Mi padre, sin aparentemente percatarse de mi turbación, sonrió ampliamente al verme y se apresuró a hacer las presentaciones, elogiándome desmedidamente ante los visitantes. Cuando, después de saludar a sus acompañantes, estiré la mano hacia Agamenón, cogiéndomela, me atrajo hacia sí y con tono burlón me pidió permiso para darme un beso, pues quería ser como mi segundo padre. Debí enrojecer intensamente porque, mientras sentía la ardiente quemazón de sus labios en mi mejilla, escuché reír a mi padre y decir que era la primera vez que veía a su hija, siempre tan segura, comportarse como una tímida muchachita. Lo cierto es que sentía un confuso torbellino de emociones que me impedía comportarme como usualmente lo hacía.
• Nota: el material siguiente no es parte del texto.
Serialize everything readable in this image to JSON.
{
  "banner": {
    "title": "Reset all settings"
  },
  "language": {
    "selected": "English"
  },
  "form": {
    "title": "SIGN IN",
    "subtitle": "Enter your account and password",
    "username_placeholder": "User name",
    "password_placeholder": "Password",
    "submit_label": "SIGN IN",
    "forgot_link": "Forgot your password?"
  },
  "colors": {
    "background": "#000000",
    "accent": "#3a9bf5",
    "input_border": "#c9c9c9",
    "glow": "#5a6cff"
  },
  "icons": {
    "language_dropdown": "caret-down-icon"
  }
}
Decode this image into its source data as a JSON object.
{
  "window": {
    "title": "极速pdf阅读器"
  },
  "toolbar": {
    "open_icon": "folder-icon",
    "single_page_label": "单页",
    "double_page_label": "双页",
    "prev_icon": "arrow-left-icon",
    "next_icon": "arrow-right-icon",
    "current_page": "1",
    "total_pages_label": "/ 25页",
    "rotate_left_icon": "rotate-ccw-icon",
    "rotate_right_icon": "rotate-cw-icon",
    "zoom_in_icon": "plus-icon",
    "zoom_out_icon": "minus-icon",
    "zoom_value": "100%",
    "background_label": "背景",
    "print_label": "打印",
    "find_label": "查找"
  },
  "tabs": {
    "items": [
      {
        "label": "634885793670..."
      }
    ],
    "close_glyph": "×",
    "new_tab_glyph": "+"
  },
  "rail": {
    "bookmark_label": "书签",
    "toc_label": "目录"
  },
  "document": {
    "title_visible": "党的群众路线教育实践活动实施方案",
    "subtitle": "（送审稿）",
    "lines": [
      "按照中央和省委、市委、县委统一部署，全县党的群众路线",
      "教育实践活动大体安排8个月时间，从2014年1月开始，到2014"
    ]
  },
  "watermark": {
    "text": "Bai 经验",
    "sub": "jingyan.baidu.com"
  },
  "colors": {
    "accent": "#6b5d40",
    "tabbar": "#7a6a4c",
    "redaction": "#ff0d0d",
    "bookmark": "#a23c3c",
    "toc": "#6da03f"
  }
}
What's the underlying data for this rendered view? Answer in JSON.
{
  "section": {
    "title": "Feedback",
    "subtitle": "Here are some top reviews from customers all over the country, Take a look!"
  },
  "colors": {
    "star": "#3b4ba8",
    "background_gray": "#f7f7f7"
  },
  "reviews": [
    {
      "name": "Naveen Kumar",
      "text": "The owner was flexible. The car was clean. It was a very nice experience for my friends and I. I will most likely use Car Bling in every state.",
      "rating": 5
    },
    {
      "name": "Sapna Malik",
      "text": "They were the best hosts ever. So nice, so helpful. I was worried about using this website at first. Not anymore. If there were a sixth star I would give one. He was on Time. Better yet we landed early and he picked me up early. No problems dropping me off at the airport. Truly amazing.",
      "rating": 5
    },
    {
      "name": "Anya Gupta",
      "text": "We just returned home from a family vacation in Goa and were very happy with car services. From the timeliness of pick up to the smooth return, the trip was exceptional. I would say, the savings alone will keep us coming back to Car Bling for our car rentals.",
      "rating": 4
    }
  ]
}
Por primera vez en mi vida, asistía impotente a un vertiginoso fluir de acontecimientos respecto del cual no tenía ningún control, pese a desear con toda mi alma poder controlarlos, entenderlos al menos. Como en una película a cámara rápida, los griegos se despidieron y siguieron hacia la salida escoltados por Príamo, Héctor y algún otro ejecutivo de Troya. Yo me quedé clavada en el sitio, como una estatua. La voz irónica de Herófila me volvió a la realidad: huy, huy, huy, canturreó, la doncella se nos ha enamorado, y lo ha hecho de quien menos le conviene. Herófila dejó la empresa pocos meses después, contratada por Agamenón; fue probablemente uno de los primeros “actos bélicos”. Entonces yo casi ni me fijaba en ella, de hecho lo que me dijo aquel día me sorprendió, entre otros motivos, por provenir de quien se me antojaba una mosquita muerta. Sin embargo, meditando con posterioridad, me he convencido de que Herófila era mucho más de lo que aparentaba, que podía ver y anticipar lo que los demás no podían, y que Agamenón se dio cuenta, como poco después se daría cuenta de mis propias capacidades, casi antes que yo misma. Ahora bien, entonces no pensé nada de esto; simplemente me ruboricé y no supe que contestar. Yo, la hija favorita del presidente todopoderoso, siempre tan segura, salí corriendo hacia mi apartamento.
Me apetecería seguir recordando aquellos tiempos pero se me ha acabado el tiempo. Siento ya que el trance se apodera de mí.